Truth is, America -- or at least its power elite -- has always had a contentious and queasy relationship with the free-press part of the First Amendment, because the closed door is the power elite's bedrock and a free press, if it's doing its job right, exists almost exclusively to kick closed doors open. Sunlight may be the best disinfectant, but the folks at the top of the pyramid are as notoriously allergic to it as a dirty kid is to soap and water.
It's why they spend so much time, effort and money to brand the free press as untrustworthy and dishonest, because doing so keeps that closed door shut tight on whatever griminess they're up to behind it. The Meathead Brigade and its Fearless Leader are hardly the first to take that low road in America, only the latest and most openly totalitarian. Killing the messenger in our allegedly free society -- or at least de-legitimizing him -- has a rich and shameful history.
Which does not mean, again, that Deion is entirely wrong when he says the media cares more about being first than right. With what constitutes media having become extremely sketchy in the Techie '20s, the chances of getting it first and wrong have grown exponentially. And some of those who do that really don't seem to care all that much, or even understand why they should.
But say NO ONE gives a darn about being correct and right?
That's where Deion and I part company. Not that he'd ever know it.
In my scribe days, see, I worked with plenty of people who gave a darn about being correct and right. I know plenty of people who give a darn about it now. They also work their asses off to get it correct and right, even if some of them are young and crabby old farts like me are supposed to believe the young don't know squat from squadoosh.
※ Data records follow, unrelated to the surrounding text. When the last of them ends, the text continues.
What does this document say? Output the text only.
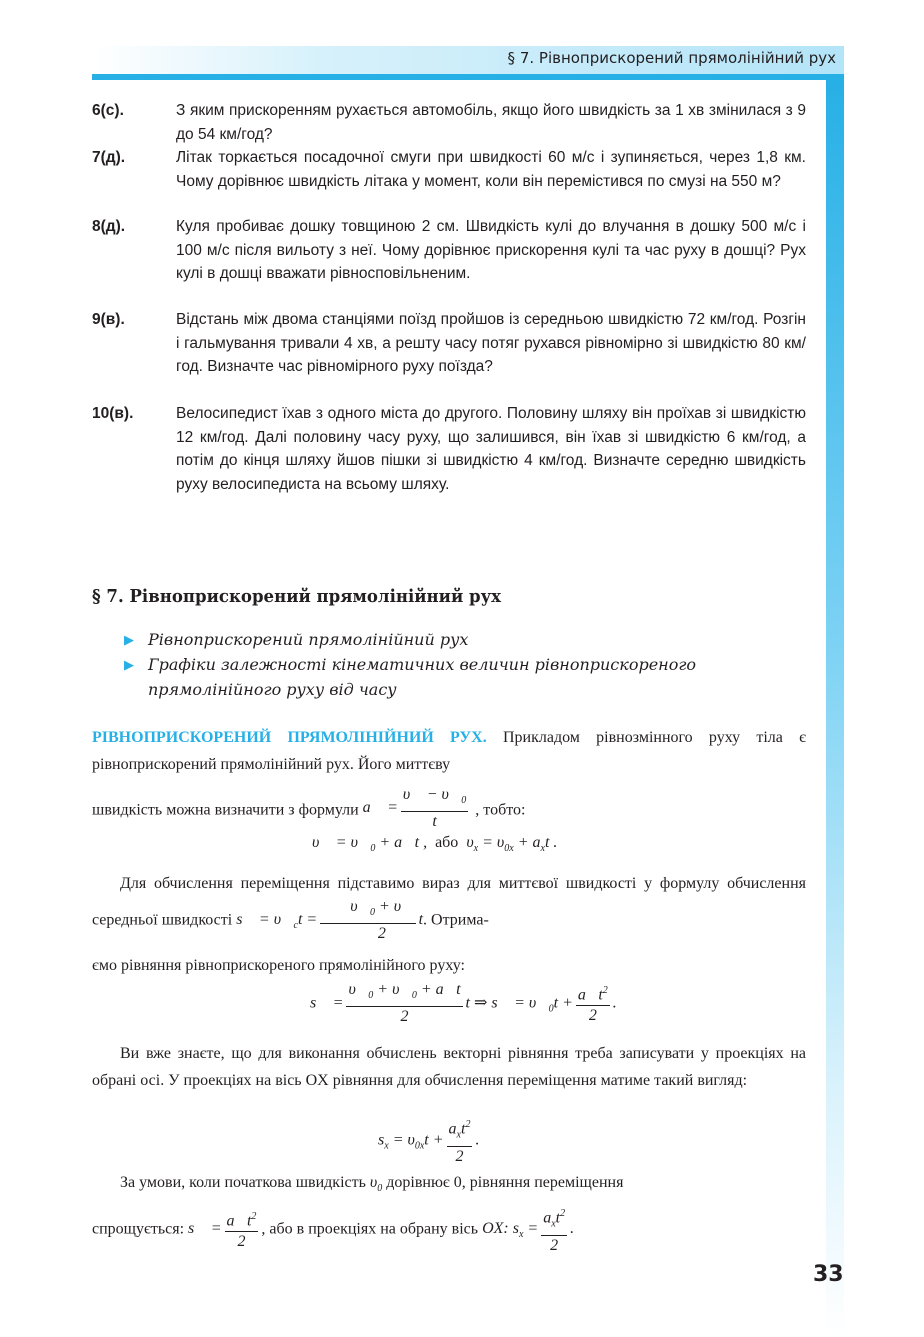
§ 7. Рівноприскорений прямолінійний рух
6(с).	З яким прискоренням рухається автомобіль, якщо його швидкість за 1 хв змінилася з 9 до 54 км/год?
7(д).	Літак торкається посадочної смуги при швидкості 60 м/с і зупиняється, через 1,8 км. Чому дорівнює швидкість літака у момент, коли він перемістився по смузі на 550 м?
8(д).	Куля пробиває дошку товщиною 2 см. Швидкість кулі до влучання в дошку 500 м/с і 100 м/с після вильоту з неї. Чому дорівнює прискорення кулі та час руху в дошці? Рух кулі в дошці вважати рівносповільненим.
9(в).	Відстань між двома станціями поїзд пройшов із середньою швидкістю 72 км/год. Розгін і гальмування тривали 4 хв, а решту часу потяг рухався рівномірно зі швидкістю 80 км/год. Визначте час рівномірного руху поїзда?
10(в).	Велосипедист їхав з одного міста до другого. Половину шляху він проїхав зі швидкістю 12 км/год. Далі половину часу руху, що залишився, він їхав зі швидкістю 6 км/год, а потім до кінця шляху йшов пішки зі швидкістю 4 км/год. Визначте середню швидкість руху велосипедиста на всьому шляху.
§ 7. Рівноприскорений прямолінійний рух
▶ Рівноприскорений прямолінійний рух
▶ Графіки залежності кінематичних величин рівноприскореного прямолінійного руху від часу
РІВНОПРИСКОРЕНИЙ ПРЯМОЛІНІЙНИЙ РУХ. Прикладом рівнозмінного руху тіла є рівноприскорений прямолінійний рух. Його миттєву
швидкість можна визначити з формули a⃗ = $\frac{\upsilon⃗ - \upsilon⃗_0}{t}$ , тобто:
υ⃗ = $\upsilon⃗_0$ + a⃗t ,  або  $\upsilon_x = \upsilon_{0x} + a_xt$ .
Для обчислення переміщення підставимо вираз для миттєвої швидкості у формулу обчислення середньої швидкості s⃗ = $\upsilon⃗_ct = \frac{\upsilon⃗_0 + \upsilon⃗}{2} t$. Отрима-
ємо рівняння рівноприскореного прямолінійного руху:
s⃗ = $\frac{\upsilon⃗_0 + \upsilon⃗_0 + a⃗t}{2}$ t ⇒ s⃗ = $\upsilon⃗_0t + \frac{a⃗t^2}{2}$ .
Ви вже знаєте, що для виконання обчислень векторні рівняння треба записувати у проекціях на обрані осі. У проекціях на вісь OX рівняння для обчислення переміщення матиме такий вигляд:
$s_x = \upsilon_{0x}t + \frac{a_xt^2}{2}$ .
За умови, коли початкова швидкість $\upsilon_0$ дорівнює 0, рівняння переміщення
спрощується: s⃗ = $\frac{a⃗t^2}{2}$ , або в проекціях на обрану вісь OX: $s_x = \frac{a_xt^2}{2}$ .
33
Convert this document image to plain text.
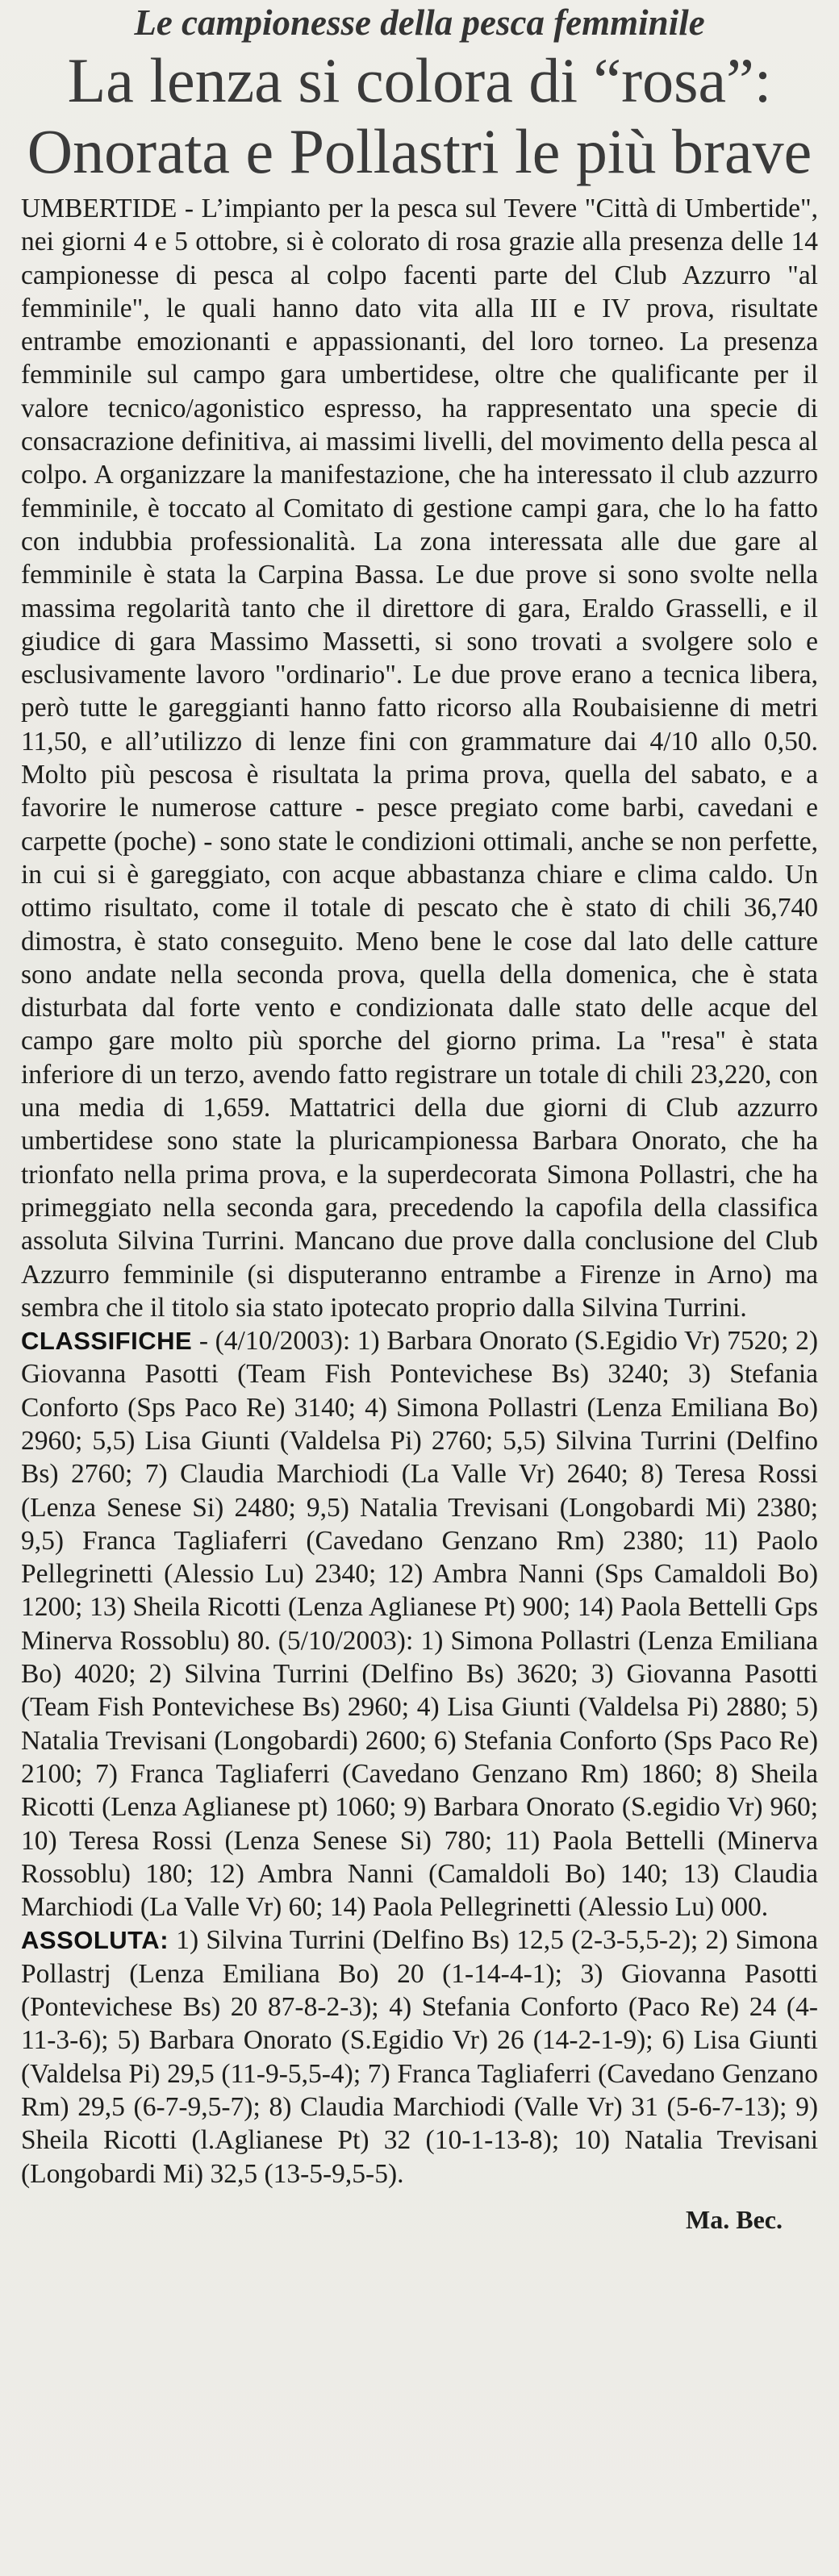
Le campionesse della pesca femminile
La lenza si colora di “rosa”:
Onorata e Pollastri le più brave

UMBERTIDE - L’impianto per la pesca sul Tevere "Città di Umbertide", nei giorni 4 e 5 ottobre, si è colorato di rosa grazie alla presenza delle 14 campionesse di pesca al colpo facenti parte del Club Azzurro "al femminile", le quali hanno dato vita alla III e IV prova, risultate entrambe emozionanti e appassionanti, del loro torneo. La presenza femminile sul campo gara umbertidese, oltre che qualificante per il valore tecnico/agonistico espresso, ha rappresentato una specie di consacrazione definitiva, ai massimi livelli, del movimento della pesca al colpo. A organizzare la manifestazione, che ha interessato il club azzurro femminile, è toccato al Comitato di gestione campi gara, che lo ha fatto con indubbia professionalità. La zona interessata alle due gare al femminile è stata la Carpina Bassa. Le due prove si sono svolte nella massima regolarità tanto che il direttore di gara, Eraldo Grasselli, e il giudice di gara Massimo Massetti, si sono trovati a svolgere solo e esclusivamente lavoro "ordinario". Le due prove erano a tecnica libera, però tutte le gareggianti hanno fatto ricorso alla Roubaisienne di metri 11,50, e all’utilizzo di lenze fini con grammature dai 4/10 allo 0,50. Molto più pescosa è risultata la prima prova, quella del sabato, e a favorire le numerose catture - pesce pregiato come barbi, cavedani e carpette (poche) - sono state le condizioni ottimali, anche se non perfette, in cui si è gareggiato, con acque abbastanza chiare e clima caldo. Un ottimo risultato, come il totale di pescato che è stato di chili 36,740 dimostra, è stato conseguito. Meno bene le cose dal lato delle catture sono andate nella seconda prova, quella della domenica, che è stata disturbata dal forte vento e condizionata dalle stato delle acque del campo gare molto più sporche del giorno prima. La "resa" è stata inferiore di un terzo, avendo fatto registrare un totale di chili 23,220, con una media di 1,659. Mattatrici della due giorni di Club azzurro umbertidese sono state la pluricampionessa Barbara Onorato, che ha trionfato nella prima prova, e la superdecorata Simona Pollastri, che ha primeggiato nella seconda gara, precedendo la capofila della classifica assoluta Silvina Turrini. Mancano due prove dalla conclusione del Club Azzurro femminile (si disputeranno entrambe a Firenze in Arno) ma sembra che il titolo sia stato ipotecato proprio dalla Silvina Turrini.
CLASSIFICHE - (4/10/2003): 1) Barbara Onorato (S.Egidio Vr) 7520; 2) Giovanna Pasotti (Team Fish Pontevichese Bs) 3240; 3) Stefania Conforto (Sps Paco Re) 3140; 4) Simona Pollastri (Lenza Emiliana Bo) 2960; 5,5) Lisa Giunti (Valdelsa Pi) 2760; 5,5) Silvina Turrini (Delfino Bs) 2760; 7) Claudia Marchiodi (La Valle Vr) 2640; 8) Teresa Rossi (Lenza Senese Si) 2480; 9,5) Natalia Trevisani (Longobardi Mi) 2380; 9,5) Franca Tagliaferri (Cavedano Genzano Rm) 2380; 11) Paolo Pellegrinetti (Alessio Lu) 2340; 12) Ambra Nanni (Sps Camaldoli Bo) 1200; 13) Sheila Ricotti (Lenza Aglianese Pt) 900; 14) Paola Bettelli Gps Minerva Rossoblu) 80. (5/10/2003): 1) Simona Pollastri (Lenza Emiliana Bo) 4020; 2) Silvina Turrini (Delfino Bs) 3620; 3) Giovanna Pasotti (Team Fish Pontevichese Bs) 2960; 4) Lisa Giunti (Valdelsa Pi) 2880; 5) Natalia Trevisani (Longobardi) 2600; 6) Stefania Conforto (Sps Paco Re) 2100; 7) Franca Tagliaferri (Cavedano Genzano Rm) 1860; 8) Sheila Ricotti (Lenza Aglianese pt) 1060; 9) Barbara Onorato (S.egidio Vr) 960; 10) Teresa Rossi (Lenza Senese Si) 780; 11) Paola Bettelli (Minerva Rossoblu) 180; 12) Ambra Nanni (Camaldoli Bo) 140; 13) Claudia Marchiodi (La Valle Vr) 60; 14) Paola Pellegrinetti (Alessio Lu) 000.
ASSOLUTA: 1) Silvina Turrini (Delfino Bs) 12,5 (2-3-5,5-2); 2) Simona Pollastrj (Lenza Emiliana Bo) 20 (1-14-4-1); 3) Giovanna Pasotti (Pontevichese Bs) 20 87-8-2-3); 4) Stefania Conforto (Paco Re) 24 (4-11-3-6); 5) Barbara Onorato (S.Egidio Vr) 26 (14-2-1-9); 6) Lisa Giunti (Valdelsa Pi) 29,5 (11-9-5,5-4); 7) Franca Tagliaferri (Cavedano Genzano Rm) 29,5 (6-7-9,5-7); 8) Claudia Marchiodi (Valle Vr) 31 (5-6-7-13); 9) Sheila Ricotti (l.Aglianese Pt) 32 (10-1-13-8); 10) Natalia Trevisani (Longobardi Mi) 32,5 (13-5-9,5-5).

Ma. Bec.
Sorry, but not this crabby old fart. I know better. And I know they're in turn encouraged (i.e., "threatened within an inch of their lives") by editors who give a darn, too, just like I was. They also understand why: That Getting It Right is the most valuable coin in the realm for a news entity, because if you get it wrong too often you become worthless in the public mind as a disseminator of information. You become ... untrusworthy.
You become, in essence, exactly what those with a vested interested in discrediting you with the public say you are. And therefore you make their job easier, and whatever skeevy stuff they were doing away from the public eye easier to hide.
Does the media get stuff wrong?
Sure it does. Especially when, as previously noted, it's more concerned with beating the competition to the punch than making sure the punch lands with accuracy and authority.
However.
However, do they get it wrong deliberately, as the Meathead Brigade continually insists to an increasingly credulous audience? Do they actually sit around in newsrooms (or in front of their laptops at home, this being 2025) and say, for instance, "OK, what kind of lies can we spread about President Trump these days? And, sports, how are we coming with that Aaron Rodgers Is A Space Alien piece?"
Hardly ever. Or at least the legit news outlets don't.
No, most of the time when a legit news outlet screws up, it's because whoever was in charge that day was either careless or a chronic numbskull or just, you know, human. To be honest, there's more than the usual quota of the latter two in most newsrooms.
You can choose to believe that or not. You can choose to believe "legacy media" is a shameless disseminator of propaganda and deliberate falsehood because it reports stuff you don't want to hear. You can, like Deion, believe it has no integrity whatsoever, and every ink-stained grunt out there is a con man and a liar.
Give me a heads up before you say so, though. Just so I know when to shake my head and laugh.